Reviewers appreciated several aspects of the work:

  • The algorithm was considered well motivated [ZrKT]
  • The method was considered simple but novel [CuEj]
  • Showing that influence scores can regain predictive utility was appreciated [ZrKT]
  • The method was considered to have practical impactt as a drop-in replacement [CuEj]
  • Improving generalisation of EKFAC-based methods to convolutional network architectures was appreciated [ZrKT]
  • Exploration of the impact of low curvature was appreciated [LxJj] and considered insightful [CuEj]
  • The method was considered principled with clear derivation and principled preconditioning [CuEj]; similarly, the mathematical derivation was considered rigorous [LxJj]
  • The evaluations were considered extensive [LxJj] and convincing [CuEj]
  • The accuracy improvement and cost-effectiveness were appreciated [ZrKT]
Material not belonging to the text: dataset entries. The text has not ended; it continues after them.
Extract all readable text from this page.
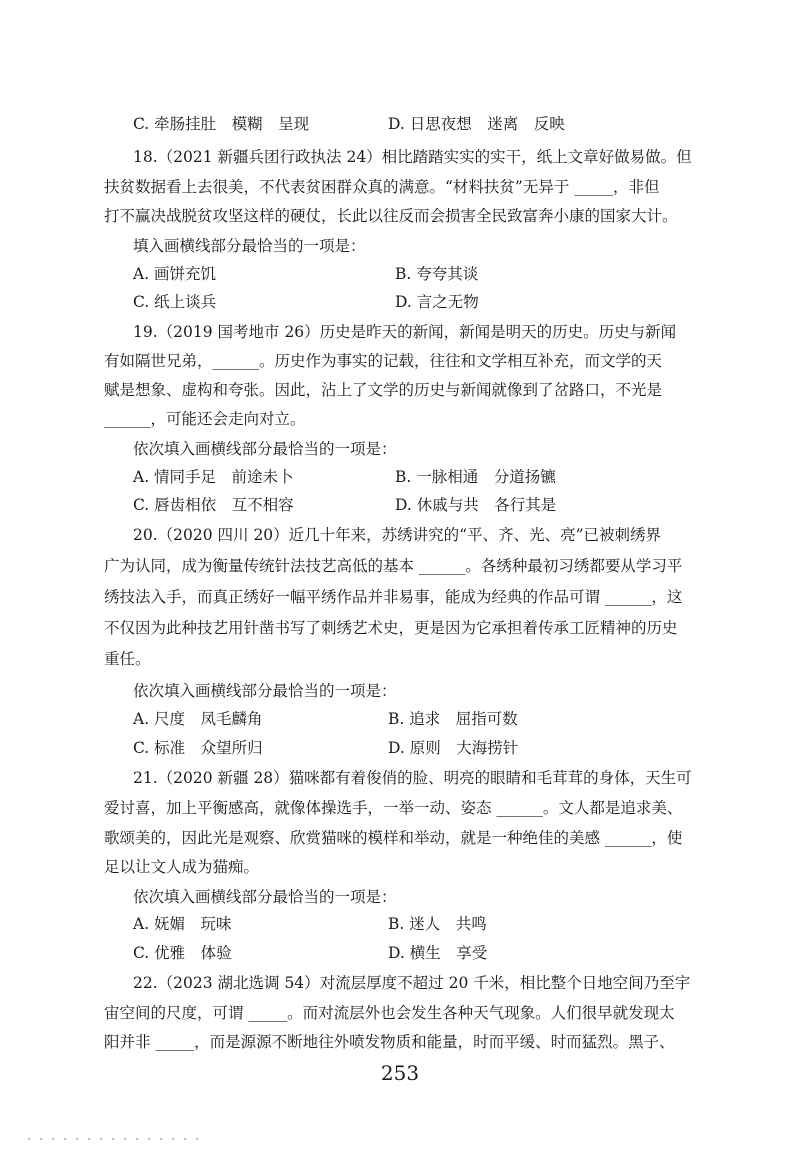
C. 牵肠挂肚　模糊　呈现	D. 日思夜想　迷离　反映
18.（2021 新疆兵团行政执法 24）相比踏踏实实的实干，纸上文章好做易做。但
扶贫数据看上去很美，不代表贫困群众真的满意。“材料扶贫”无异于 _____，非但
打不赢决战脱贫攻坚这样的硬仗，长此以往反而会损害全民致富奔小康的国家大计。
填入画横线部分最恰当的一项是：
A. 画饼充饥	B. 夸夸其谈
C. 纸上谈兵	D. 言之无物
19.（2019 国考地市 26）历史是昨天的新闻，新闻是明天的历史。历史与新闻
有如隔世兄弟，______。历史作为事实的记载，往往和文学相互补充，而文学的天
赋是想象、虚构和夸张。因此，沾上了文学的历史与新闻就像到了岔路口，不光是
______，可能还会走向对立。
依次填入画横线部分最恰当的一项是：
A. 情同手足　前途未卜	B. 一脉相通　分道扬镳
C. 唇齿相依　互不相容	D. 休戚与共　各行其是
20.（2020 四川 20）近几十年来，苏绣讲究的“平、齐、光、亮”已被刺绣界
广为认同，成为衡量传统针法技艺高低的基本 ______。各绣种最初习绣都要从学习平
绣技法入手，而真正绣好一幅平绣作品并非易事，能成为经典的作品可谓 ______，这
不仅因为此种技艺用针凿书写了刺绣艺术史，更是因为它承担着传承工匠精神的历史
重任。
依次填入画横线部分最恰当的一项是：
A. 尺度　凤毛麟角	B. 追求　屈指可数
C. 标准　众望所归	D. 原则　大海捞针
21.（2020 新疆 28）猫咪都有着俊俏的脸、明亮的眼睛和毛茸茸的身体，天生可
爱讨喜，加上平衡感高，就像体操选手，一举一动、姿态 ______。文人都是追求美、
歌颂美的，因此光是观察、欣赏猫咪的模样和举动，就是一种绝佳的美感 ______，使
足以让文人成为猫痴。
依次填入画横线部分最恰当的一项是：
A. 妩媚　玩味	B. 迷人　共鸣
C. 优雅　体验	D. 横生　享受
22.（2023 湖北选调 54）对流层厚度不超过 20 千米，相比整个日地空间乃至宇
宙空间的尺度，可谓 _____。而对流层外也会发生各种天气现象。人们很早就发现太
阳并非 _____，而是源源不断地往外喷发物质和能量，时而平缓、时而猛烈。黑子、
253
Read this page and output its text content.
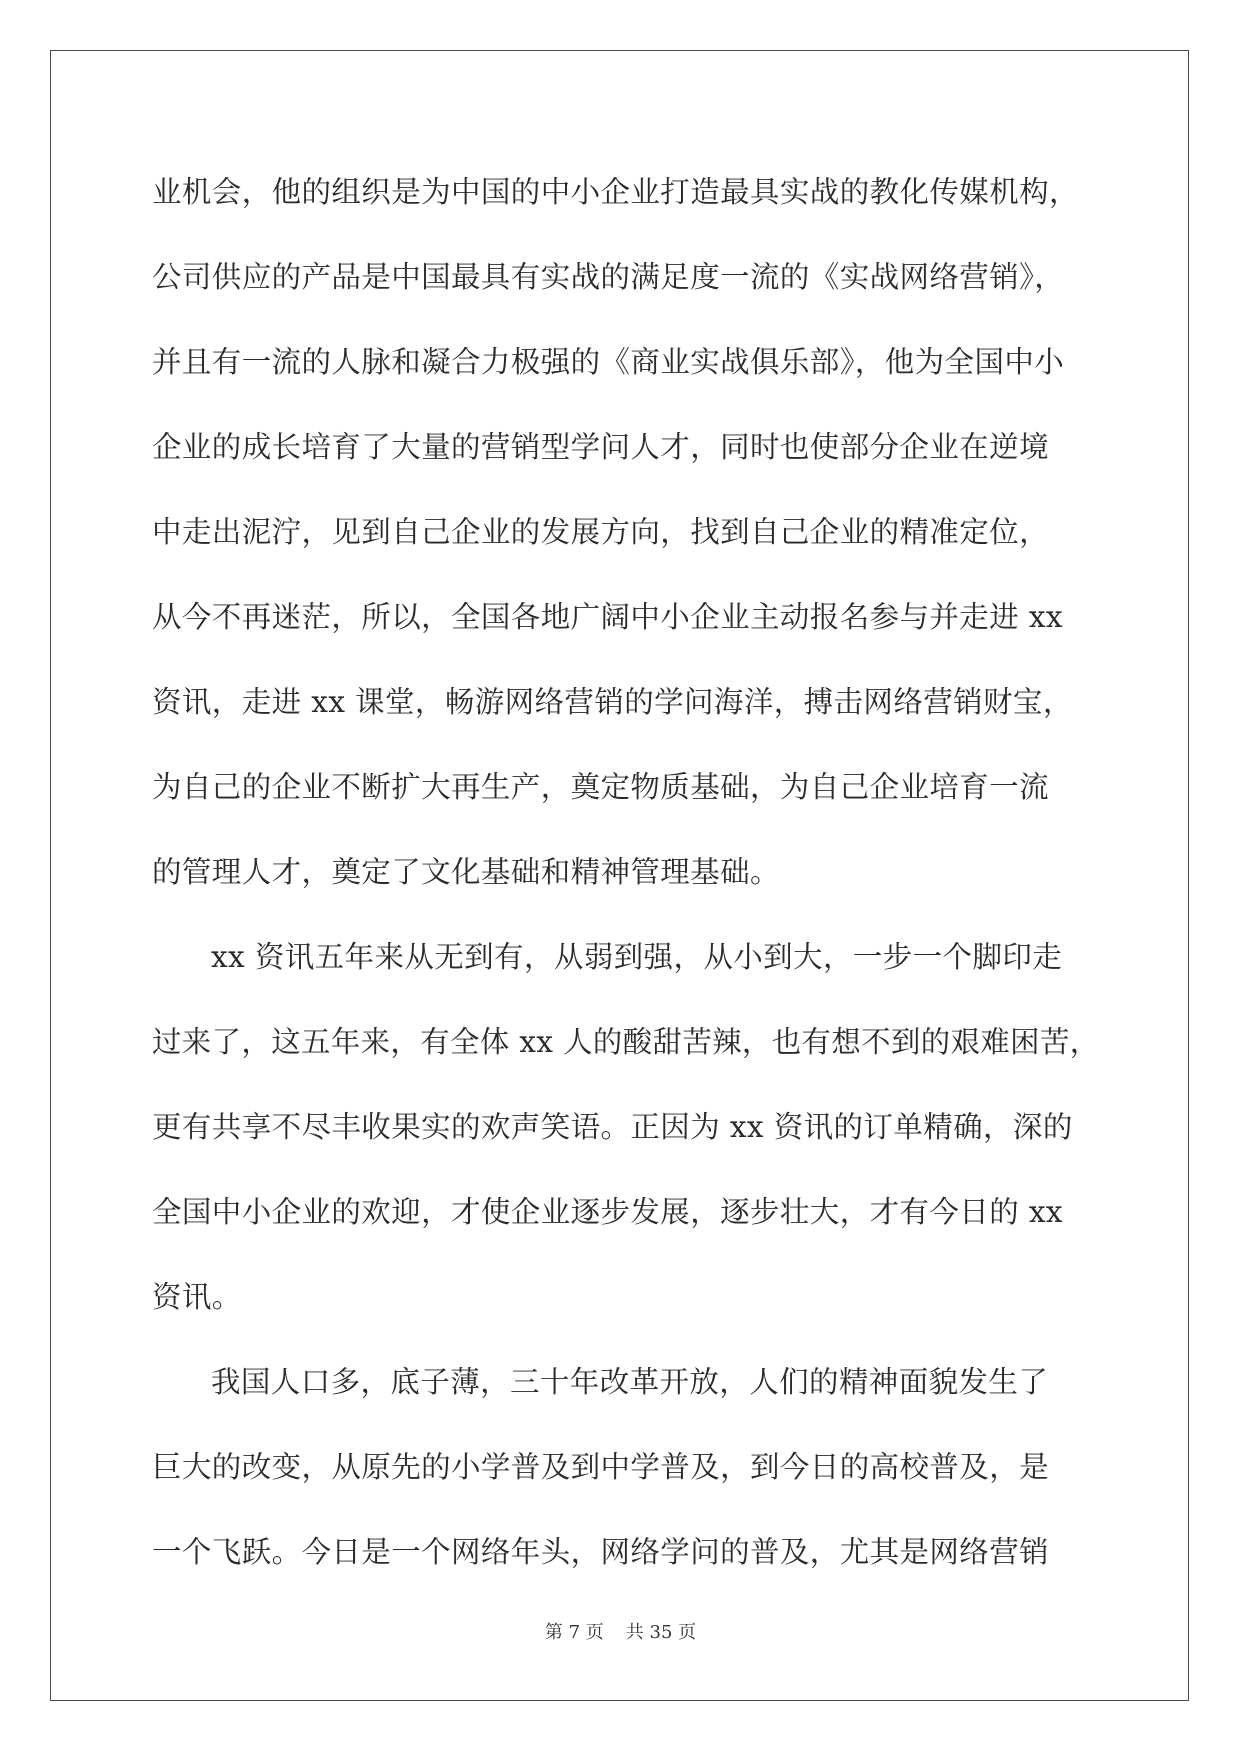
业机会，他的组织是为中国的中小企业打造最具实战的教化传媒机构，
公司供应的产品是中国最具有实战的满足度一流的《实战网络营销》，
并且有一流的人脉和凝合力极强的《商业实战俱乐部》，他为全国中小
企业的成长培育了大量的营销型学问人才，同时也使部分企业在逆境
中走出泥泞，见到自己企业的发展方向，找到自己企业的精准定位，
从今不再迷茫，所以，全国各地广阔中小企业主动报名参与并走进 xx
资讯，走进 xx 课堂，畅游网络营销的学问海洋，搏击网络营销财宝，
为自己的企业不断扩大再生产，奠定物质基础，为自己企业培育一流
的管理人才，奠定了文化基础和精神管理基础。
xx 资讯五年来从无到有，从弱到强，从小到大，一步一个脚印走
过来了，这五年来，有全体 xx 人的酸甜苦辣，也有想不到的艰难困苦，
更有共享不尽丰收果实的欢声笑语。正因为 xx 资讯的订单精确，深的
全国中小企业的欢迎，才使企业逐步发展，逐步壮大，才有今日的 xx
资讯。
我国人口多，底子薄，三十年改革开放，人们的精神面貌发生了
巨大的改变，从原先的小学普及到中学普及，到今日的高校普及，是
一个飞跃。今日是一个网络年头，网络学问的普及，尤其是网络营销
第 7 页 共 35 页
However, several concerns were raised, which the authors responded to at the rebuttal stage:

  • Requiring second-order statistics and matrix-vector products was criticised and scalability to large-scale models was questionsd [ZrKT]; authors argued for necessity of second-order statistics and that strong TDA methods already compute second order information.
  • One reviewer considered the studied problem limited [Kz7b]; authors argued they are addressing efficacy of the TDA algorithm itself.
  • One reviewer was not convinced about what the main bottleneck in influence functions is [Kz7b]; authors discussed that their experiments show improving inverse Hessian approximation improves the TDA outcome.
  • One reviewer considered the idea simple [Kz7b] and not surprising that it outperforms the baseline [Kz7b]; authors argued this to be a positive.
  • Scalability to large models was considered unclear [LxJj,CuEj] and the largest model in experiments was considered small compared to scalability of EKFAC [LxJj]. Discussion on scalability to large architectures was desired [ZrKT,LxJj] and similarly, a "scaling law" experiment was desired [Kz7b]. Authors ran two larger experiments and commented about specific computation and memory costs of the steps.
  • A further scaling question involved when eigenupdates dominate the cost; authors responded with some discussion.
  • Lack of comparison to recent TDA methods was criticised [CuEj]; authors provided a comparison to two more methods and brief discussion of two others.
  • Availability of theoretical guarantees/bounds on convergence or approximation error were desired [ZrKT,Kz7b]; authors discussed a convergence guarantee but noted they cannot guarantee the rate.
  • Discussion of the impact of the preconditioner choice was desired, including if diagonal preconditions are used [Kz7b]; authors argued using EKFAC preconditioned to be natural, and argued using a different one would reduce performance.
  • Discussion of sensitivity to learning rate was desired [Kz7b]; authors commented overly small learning rate would delay convergence and large would cause divergence.
  • Results and discussion on settings where the method underperforms were requested [ZrKT]; authors provided some discussion stating they did not observe a reliable pattern.
  • Dependence of performance on ensemble in some evaluations was criticised [LxJj]; authors argued they get improvements without ensemble too.
  • The writing was considered dense [CuEj] and another reviewer considered the paper very hard to read and lacking definitions [Kz7b]; authors aimed to do some reorganisation of preliminary material and improve visibility of some equations and clarify some definitions.

After the rebuttals, [ZrKT] seemed to be mostly satisfied, [Kz7b] felt most of their concerns were resolved, whereas [LxJj] felt some of their concerns were addressed.

Overall, it seems if the authors incorporate well the planned revisions, and especially pay attention to readability which may still be a concern, the work may ultimately be at a sufficiently good state to be presented at NeurIPS.